Atopic dermatitis (AD) is a common inflammatory skin disease exhibiting a predominantly T(H)2/"T22" immune activation and a defective epidermal barrier. Narrow-band UVB (NB-UVB) is considered an efficient treatment for moderate-to-severe AD. In patients with psoriasis, NB-UVB has been found to suppress T(H)1/T(H)17 polarization, with subsequent reversal of epidermal hyperplasia. The immunomodulatory effects of this treatment are largely unknown in patients with AD.


We sought to evaluate the effects of NB-UVB on immune and barrier abnormalities in patients with AD, aiming to establish reversibility of disease and biomarkers of therapeutic response.


Twelve patients with moderate-to-severe chronic AD received NB-UVB phototherapy 3 times weekly for up to 12 weeks. Lesional and nonlesional skin biopsy specimens were obtained before and after treatment and evaluated by using gene expression and immunohistochemistry studies.


All patients had at least a 50% reduction in SCORAD index scores with NB-UVB phototherapy. The T(H)2, T22, and T(H)1 immune pathways were suppressed, and measures of epidermal hyperplasia and differentiation normalized. The reversal of disease activity was associated with elimination of inflammatory leukocytes and T(H)2/T22- associated cytokines and chemokines and normalized expression of barrier proteins.
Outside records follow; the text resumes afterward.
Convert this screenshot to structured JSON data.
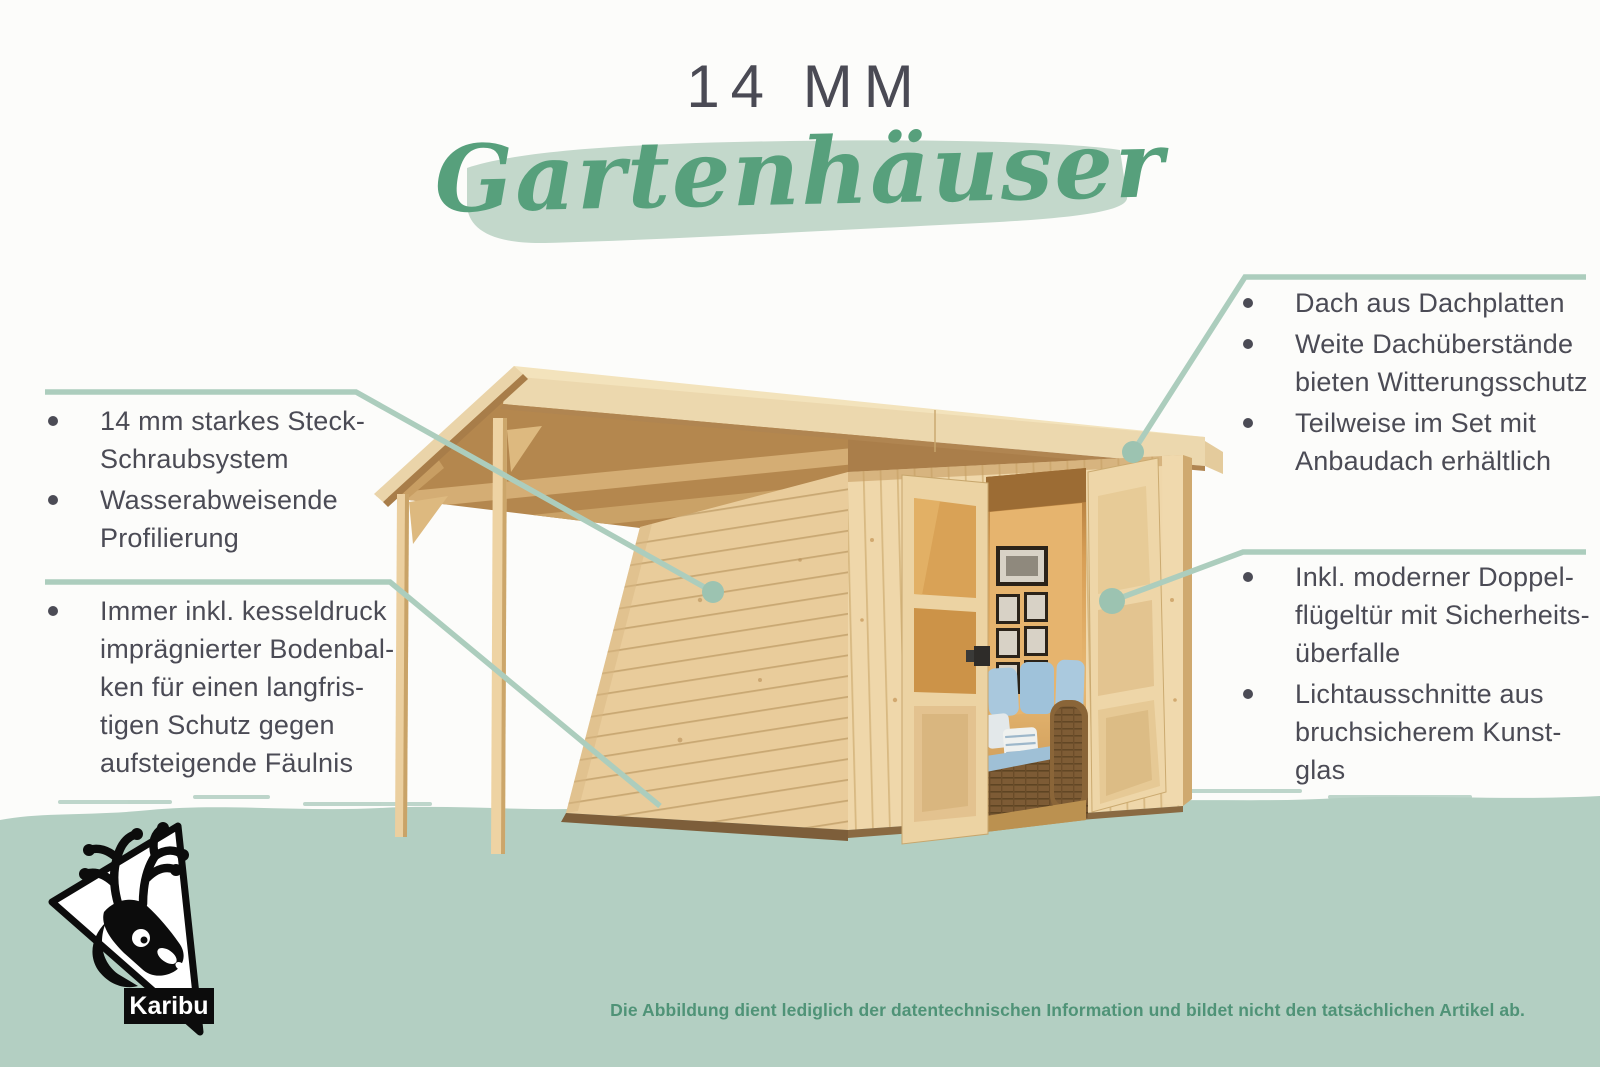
{
  "header": {
    "thickness_label": "14 MM",
    "script_title": "Gartenhäuser"
  },
  "callouts": {
    "left_top": {
      "items": [
        "14 mm starkes Steck-\nSchraubsystem",
        "Wasserabweisende\nProfilierung"
      ]
    },
    "left_bottom": {
      "items": [
        "Immer inkl. kesseldruck\nimprägnierter Bodenbal-\nken für einen langfris-\ntigen Schutz gegen\naufsteigende Fäulnis"
      ]
    },
    "right_top": {
      "items": [
        "Dach aus Dachplatten",
        "Weite Dachüberstände\nbieten Witterungsschutz",
        "Teilweise im Set mit\nAnbaudach erhältlich"
      ]
    },
    "right_bottom": {
      "items": [
        "Inkl. moderner Doppel-\nflügeltür mit Sicherheits-\nüberfalle",
        "Lichtausschnitte aus\nbruchsicherem Kunst-\nglas"
      ]
    }
  },
  "logo": {
    "brand": "Karibu",
    "icon": "caribou-deer-icon"
  },
  "footer": {
    "disclaimer": "Die Abbildung dient lediglich der datentechnischen Information und bildet nicht den tatsächlichen Artikel ab."
  },
  "colors": {
    "accent_green": "#57a07c",
    "brush_green": "#c3d8cb",
    "band_green": "#b3cfc2",
    "callout_line_green": "#accdbd",
    "callout_dot_green": "#9cc3b1",
    "text_dark": "#4b4b55",
    "disclaimer_green": "#4f9377"
  }
}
Our study shows that resolution of clinical disease in patients with chronic AD is accompanied by reversal of both the epidermal defects and the underlying immune activation. We have defined a set of biomarkers of disease response that associate resolved T(H)2 and T22 inflammation in patients with chronic AD with reversal of barrier pathology. By showing reversal of the AD epidermal phenotype with a broad immune-targeted therapy, our data argue against a fixed genetic phenotype.